Dear mom
Sometimes feelings stay, even after we beg them to leave. It's human nature to feel. To feel deeply. Rarely do we access these deep feelings, and in life, sometimes we get forced too. Something significant brings us to a halt. A sudden stop. And today, it is you, mom.
You have always been someone significant. Not just in the eyes of my own, yet even more so the eyes of the world. I haven't met a single person that didn't like you. And not only that, you would make them your friend. My friends, those who came and went, still to this day, have such a deep love for you.
You had a way to remember things, experiences, and people. You would recall long forgotten friends of mine, and I would relive them by the way you share your memory of them, this with immeasurable detail.
Sometimes feeling stay, even after we beg them to leave. Feelings, so annoying at times, wouldn't you say fellow humans? This humanness gets in the way of us sometimes seeing the truth. This humanness today is crying out, "I thought you'd stay forever, mom?!" I had so many plans for the next phase of our life, mine, yours, Werner's, yes us all.
Just yesterday as I projected into the future, I saw a set of footprints, along a few other's. That, yours, mine, Werner's, and our partners. Where to now with this memory, mom? It has nowhere to land. Just like this love I have for you, as you are nowhere near, in physical form for it to land.
Sometimes feelings stay, even after we beg them to leave. You had a few sayings mom, two in particular I remember so vividly. "life is so precious" and 'live in the moment." I must admit, if I were to live in each moment, day in and day out living in LA and you in SA, I'd feel a lack of something. Or better so, a lack of someone. I realize I'd experience a deep longing that would never be silenced.
A longing for you and Werner to live closely with me till end of time. And be my most special of all companions on this journey of life. I had to learn to be present, in the world, living in the now, without feeling the nagging lack of your physical presence in my life. I'd simply miss you too much.
And today, I have no choice but be in this moment, and feel the lack of you, this not because of the physical distance. More so as you decided it to be so.
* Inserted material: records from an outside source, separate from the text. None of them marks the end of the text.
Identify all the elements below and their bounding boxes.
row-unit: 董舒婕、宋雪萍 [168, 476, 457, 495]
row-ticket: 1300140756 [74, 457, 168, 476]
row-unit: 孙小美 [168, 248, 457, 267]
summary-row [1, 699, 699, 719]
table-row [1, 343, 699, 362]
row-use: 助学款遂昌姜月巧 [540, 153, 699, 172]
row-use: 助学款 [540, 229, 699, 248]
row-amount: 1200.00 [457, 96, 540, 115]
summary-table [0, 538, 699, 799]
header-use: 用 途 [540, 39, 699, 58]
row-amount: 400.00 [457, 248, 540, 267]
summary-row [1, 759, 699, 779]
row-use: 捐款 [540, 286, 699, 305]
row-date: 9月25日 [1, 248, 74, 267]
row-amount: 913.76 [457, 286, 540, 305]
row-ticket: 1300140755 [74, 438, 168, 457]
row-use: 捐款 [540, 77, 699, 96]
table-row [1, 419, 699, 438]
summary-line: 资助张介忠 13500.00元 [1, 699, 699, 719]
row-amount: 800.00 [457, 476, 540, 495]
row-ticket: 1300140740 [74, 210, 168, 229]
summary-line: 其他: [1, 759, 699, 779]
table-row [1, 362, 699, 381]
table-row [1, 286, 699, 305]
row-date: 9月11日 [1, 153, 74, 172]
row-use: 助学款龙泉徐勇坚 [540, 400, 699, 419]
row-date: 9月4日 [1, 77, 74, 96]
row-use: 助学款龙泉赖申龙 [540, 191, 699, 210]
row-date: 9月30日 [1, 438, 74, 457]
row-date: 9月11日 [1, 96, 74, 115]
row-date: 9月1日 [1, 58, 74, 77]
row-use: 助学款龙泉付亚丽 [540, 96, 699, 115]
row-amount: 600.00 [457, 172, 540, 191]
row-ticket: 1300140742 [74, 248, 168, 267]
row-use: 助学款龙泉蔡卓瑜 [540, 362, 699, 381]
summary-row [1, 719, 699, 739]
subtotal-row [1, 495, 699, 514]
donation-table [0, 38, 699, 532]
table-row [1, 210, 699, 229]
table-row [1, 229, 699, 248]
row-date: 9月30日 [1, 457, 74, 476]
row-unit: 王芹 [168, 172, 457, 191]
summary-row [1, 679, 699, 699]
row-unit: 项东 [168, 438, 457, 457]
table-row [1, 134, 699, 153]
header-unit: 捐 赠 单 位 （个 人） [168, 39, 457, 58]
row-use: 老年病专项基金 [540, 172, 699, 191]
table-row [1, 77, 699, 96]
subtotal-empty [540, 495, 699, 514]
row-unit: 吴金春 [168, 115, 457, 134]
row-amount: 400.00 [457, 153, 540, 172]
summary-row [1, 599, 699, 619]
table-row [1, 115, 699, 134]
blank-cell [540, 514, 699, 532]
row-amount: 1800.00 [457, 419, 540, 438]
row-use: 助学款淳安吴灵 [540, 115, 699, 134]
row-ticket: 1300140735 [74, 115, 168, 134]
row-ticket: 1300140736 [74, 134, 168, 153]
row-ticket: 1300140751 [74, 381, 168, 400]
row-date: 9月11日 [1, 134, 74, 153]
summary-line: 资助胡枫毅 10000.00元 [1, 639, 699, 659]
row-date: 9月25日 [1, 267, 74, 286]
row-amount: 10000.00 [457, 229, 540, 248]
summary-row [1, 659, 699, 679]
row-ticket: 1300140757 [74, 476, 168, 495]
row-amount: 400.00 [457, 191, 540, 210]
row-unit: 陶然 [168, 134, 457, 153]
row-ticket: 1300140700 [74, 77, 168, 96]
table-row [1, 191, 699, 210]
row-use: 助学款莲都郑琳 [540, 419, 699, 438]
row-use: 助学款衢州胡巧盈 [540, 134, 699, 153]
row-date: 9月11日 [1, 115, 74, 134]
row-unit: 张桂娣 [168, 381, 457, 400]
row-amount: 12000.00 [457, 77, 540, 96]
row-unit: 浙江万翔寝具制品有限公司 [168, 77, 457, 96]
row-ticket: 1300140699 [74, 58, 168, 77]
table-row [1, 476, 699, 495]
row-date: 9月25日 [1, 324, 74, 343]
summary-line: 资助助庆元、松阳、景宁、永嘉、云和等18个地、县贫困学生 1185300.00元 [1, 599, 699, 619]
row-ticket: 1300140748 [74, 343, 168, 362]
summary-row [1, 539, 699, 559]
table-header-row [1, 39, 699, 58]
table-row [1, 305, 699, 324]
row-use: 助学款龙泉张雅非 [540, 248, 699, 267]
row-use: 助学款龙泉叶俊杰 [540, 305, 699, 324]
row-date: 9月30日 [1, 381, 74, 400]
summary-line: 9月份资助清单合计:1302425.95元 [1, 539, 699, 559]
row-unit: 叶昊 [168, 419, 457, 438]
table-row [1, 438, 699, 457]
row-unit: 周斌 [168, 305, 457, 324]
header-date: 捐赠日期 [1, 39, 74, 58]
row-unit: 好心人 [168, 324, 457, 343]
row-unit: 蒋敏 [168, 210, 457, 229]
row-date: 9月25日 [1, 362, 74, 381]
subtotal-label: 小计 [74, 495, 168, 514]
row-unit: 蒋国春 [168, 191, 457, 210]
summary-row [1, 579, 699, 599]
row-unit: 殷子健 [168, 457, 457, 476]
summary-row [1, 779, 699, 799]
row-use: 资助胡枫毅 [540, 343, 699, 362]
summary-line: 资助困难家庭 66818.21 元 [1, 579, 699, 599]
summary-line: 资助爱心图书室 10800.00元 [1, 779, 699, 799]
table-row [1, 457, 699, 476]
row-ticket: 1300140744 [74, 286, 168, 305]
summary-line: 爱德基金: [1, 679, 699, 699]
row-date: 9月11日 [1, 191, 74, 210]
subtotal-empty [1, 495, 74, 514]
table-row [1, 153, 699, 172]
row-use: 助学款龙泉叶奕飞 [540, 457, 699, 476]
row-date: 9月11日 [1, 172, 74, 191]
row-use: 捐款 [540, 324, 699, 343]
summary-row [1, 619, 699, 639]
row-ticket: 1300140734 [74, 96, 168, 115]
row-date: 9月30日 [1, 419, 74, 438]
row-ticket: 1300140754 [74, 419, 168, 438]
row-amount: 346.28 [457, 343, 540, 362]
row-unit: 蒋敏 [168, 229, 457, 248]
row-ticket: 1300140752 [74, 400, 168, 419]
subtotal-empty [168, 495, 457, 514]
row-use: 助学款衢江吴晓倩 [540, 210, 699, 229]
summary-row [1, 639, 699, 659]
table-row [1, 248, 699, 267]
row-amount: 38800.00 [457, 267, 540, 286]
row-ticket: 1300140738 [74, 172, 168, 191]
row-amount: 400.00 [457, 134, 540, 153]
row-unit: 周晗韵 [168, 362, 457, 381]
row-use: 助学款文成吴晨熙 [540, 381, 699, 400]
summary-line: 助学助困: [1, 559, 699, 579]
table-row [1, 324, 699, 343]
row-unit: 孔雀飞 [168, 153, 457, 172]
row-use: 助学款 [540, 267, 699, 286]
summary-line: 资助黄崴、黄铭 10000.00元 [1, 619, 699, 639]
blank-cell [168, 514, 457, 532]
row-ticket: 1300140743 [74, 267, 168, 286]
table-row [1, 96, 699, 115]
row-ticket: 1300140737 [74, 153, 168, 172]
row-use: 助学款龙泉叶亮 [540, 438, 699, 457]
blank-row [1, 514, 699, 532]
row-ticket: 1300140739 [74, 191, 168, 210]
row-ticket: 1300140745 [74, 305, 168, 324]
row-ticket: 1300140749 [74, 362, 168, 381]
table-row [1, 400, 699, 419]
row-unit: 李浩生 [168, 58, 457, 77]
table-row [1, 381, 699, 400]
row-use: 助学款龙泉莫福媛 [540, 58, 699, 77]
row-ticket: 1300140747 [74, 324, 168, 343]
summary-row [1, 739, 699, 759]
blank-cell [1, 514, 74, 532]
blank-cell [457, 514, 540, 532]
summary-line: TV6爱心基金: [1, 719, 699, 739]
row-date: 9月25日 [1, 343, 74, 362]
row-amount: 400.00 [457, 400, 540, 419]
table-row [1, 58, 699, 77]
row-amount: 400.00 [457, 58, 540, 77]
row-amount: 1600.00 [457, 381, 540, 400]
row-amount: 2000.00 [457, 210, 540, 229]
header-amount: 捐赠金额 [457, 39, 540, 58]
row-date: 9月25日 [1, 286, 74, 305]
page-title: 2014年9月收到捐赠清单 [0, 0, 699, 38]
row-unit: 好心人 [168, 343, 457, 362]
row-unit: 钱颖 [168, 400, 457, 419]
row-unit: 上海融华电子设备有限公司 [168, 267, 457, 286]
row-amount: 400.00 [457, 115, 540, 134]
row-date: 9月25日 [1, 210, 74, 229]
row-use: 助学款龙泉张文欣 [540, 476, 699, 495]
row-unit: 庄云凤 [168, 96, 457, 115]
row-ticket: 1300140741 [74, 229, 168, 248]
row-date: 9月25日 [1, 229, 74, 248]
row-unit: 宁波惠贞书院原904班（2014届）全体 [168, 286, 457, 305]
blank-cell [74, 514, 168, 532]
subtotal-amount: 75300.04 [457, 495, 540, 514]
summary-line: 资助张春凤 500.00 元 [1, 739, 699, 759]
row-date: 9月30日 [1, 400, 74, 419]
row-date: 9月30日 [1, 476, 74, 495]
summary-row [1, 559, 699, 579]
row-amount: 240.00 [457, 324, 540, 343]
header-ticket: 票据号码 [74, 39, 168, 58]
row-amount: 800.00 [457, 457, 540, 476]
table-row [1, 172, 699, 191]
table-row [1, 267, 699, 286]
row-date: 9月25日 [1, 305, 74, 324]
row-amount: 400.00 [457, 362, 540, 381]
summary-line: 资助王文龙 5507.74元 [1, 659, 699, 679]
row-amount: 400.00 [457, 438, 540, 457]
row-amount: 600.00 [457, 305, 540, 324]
Sometimes feeling stay, even after we beg them to leave. Sometimes the things we say, are the things we want to gift ourselves with. Perhaps this statement "life is precious" was something you wanted to grasp, or attain in the later part of your life mom.
Because why would you have such a knowing, yet decided to depart from such a precious experience? And 'living in the now' would bring you an immense overwhelming, almost too much, feeling of LOVE from all the corners of the world. Because mom, being loved by the world is most definitely an understatement when it comes to you.
Sometimes feelings stay, even after we beg them to leave. And so on this day we are left with many unanswered questions. Some never will. And learning to surrender, for it to be so. Such is life, isn't it? Perhaps these words that keep spinning in my head today, " I deserve a better goodbye" will evaporate with time. I know in the end, it is not about you leaving mom, as it's more about us, now being left behind. Us meant to have this experience.
And how we choose to navigate through this, well, that's our right to choose. This, I see, is as much a blessings, as a sad change in my life. I am now taking the torch, and walking along this path you've been on, now being a mother, a daughter, a sister, and a friend in my own right, as you were.
A rite of passage, I see it so.
Sometimes feeling stay, even after we beg them to leave. In your honor mom, I will live in the now. I will label this life as precious, and proceed as such. I will be the mother to myself and the world I've always meant to be. I will learnt to be gentle with myself, and everyone I meet on this path. Because we all carry a hurt in our hearts, a loss of some sort.
And I will be an example of so, and spread compassion as far as I go. We must learn to glue the broken pieces together, and create a brand new masterpiece. Why? Because we can. Because we want to. Because you would want us too. Because we are alive. Because we live in the now. And because this life is precious, just like you mom. Just like I. Just like all of us here together in your honor.
Sometimes feelings stay, even after we beg them to leave. We are more than a heartbeat, in a world where we sometimes forget to love. This pain in my heart, is the result of love I have for you, and will so forever more. In the end, love will redeem the broken.
And our hearts have a funny way of healing. Bit, by bit, by bit..... by bit.
You were always a wild one, restless like the sea. Feisty, passionate, and powerful. You could light up a room, and bring the party. You were the life we were all searching for. Now you handed down the torch, for us to be that life, to feel alive, to be alive, to shine our way through life, like you did.
Sometimes feelings stay, even after we beg them to leave. You have been a teacher for me in ways I can't even begin to describe. And you continue to be, that I know as much. Our relationship is changing now. It's redefining my role in this world, and yours, as you are still here, just in another form.
Redefining our righteous place, the leader, the teacher, the #SHE that's meant to light up the world. To breathe life into everything, and waking up those still walking dead in this life. I bow down to you, mom. The one who brought the world to a standstill. May we meet again, and again, and again. Till then...
Safe journey mom. May you ease through your transition. And know you are forever in my heart. Your daughter.